Maureen just stood there, speechless for maybe the first time in her life. How rewarding. "Why don't you sit down," invited Joanne, her eyebrows lifting perhaps mockingly.
"Yes, do," added Mark. "It will be like old times, right dear?" He clasped Joanne's hand in his. Joanne smiled what might have been a slightly devilish little smile.
"Mark and I were just talking about you a bit ago, actually, and how in a way, you're the reason the two of us met, isn't that right, Mark?" Mark let out a strangled little noise. "Sub-par coffee, Maureen?" Maureen was trying to appear calm and collected, but her eyes were darting between the two of them.
"Excuse me for a moment, ladies," Mark said as yet another cup of coffee appeared. He wasn't sure how much more of this he could take without bursting into hysterical laughter. "I seem to have something in my throat." As he stood, he leaned over and gave Joanne a kiss on the forehead and a discrete wink. She chucked him under the chin. He gave Maureen an odd little smile, but she was staring at Joanne through narrowed, predatory eyes. And just before he slipped out the back entrance, he glanced back to see Maureen and Joanne deep in conversation, Joanne looking immensely pleased with herself. "I'll see you around," he mouthed to Joanne, who saw him out of the corner of her eye; she nodded slightly before leaning back and crossing her arms as, he was quite sure, Maureen turned up the charm.

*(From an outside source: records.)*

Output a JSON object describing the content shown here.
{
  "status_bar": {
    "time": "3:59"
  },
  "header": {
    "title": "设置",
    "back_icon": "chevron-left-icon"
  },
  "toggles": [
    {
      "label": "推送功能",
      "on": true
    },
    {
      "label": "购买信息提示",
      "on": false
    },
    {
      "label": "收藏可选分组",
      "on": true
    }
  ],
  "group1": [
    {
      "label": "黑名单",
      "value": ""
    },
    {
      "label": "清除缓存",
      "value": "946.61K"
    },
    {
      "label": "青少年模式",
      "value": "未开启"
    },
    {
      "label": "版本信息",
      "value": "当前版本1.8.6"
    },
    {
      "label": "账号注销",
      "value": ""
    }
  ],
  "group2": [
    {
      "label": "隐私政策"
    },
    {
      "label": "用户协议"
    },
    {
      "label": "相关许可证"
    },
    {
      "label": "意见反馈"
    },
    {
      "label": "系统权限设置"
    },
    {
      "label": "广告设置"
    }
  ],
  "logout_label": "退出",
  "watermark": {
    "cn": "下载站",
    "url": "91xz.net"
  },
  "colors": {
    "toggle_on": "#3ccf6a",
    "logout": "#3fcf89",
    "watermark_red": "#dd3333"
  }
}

"Well, that was fuckin' weird," he said to no one as he stepped into the alley, a slow smile spreading across his face. Weird, but sort of freeing, in some way that made no sense and all the sense in the world. He leaned against the wall of the cafe for just a moment, his head tilted up so that he could see a small slice of sky. And then, feeling strangely refreshed, he set off into the cold, crisp afternoon to look up Collins. After all, he had to remember that it didn't matter why that whole scene had just happened, or if Joanne would get back together with Maureen, or why they all met, or even why things once fell apart, it just mattered that they were.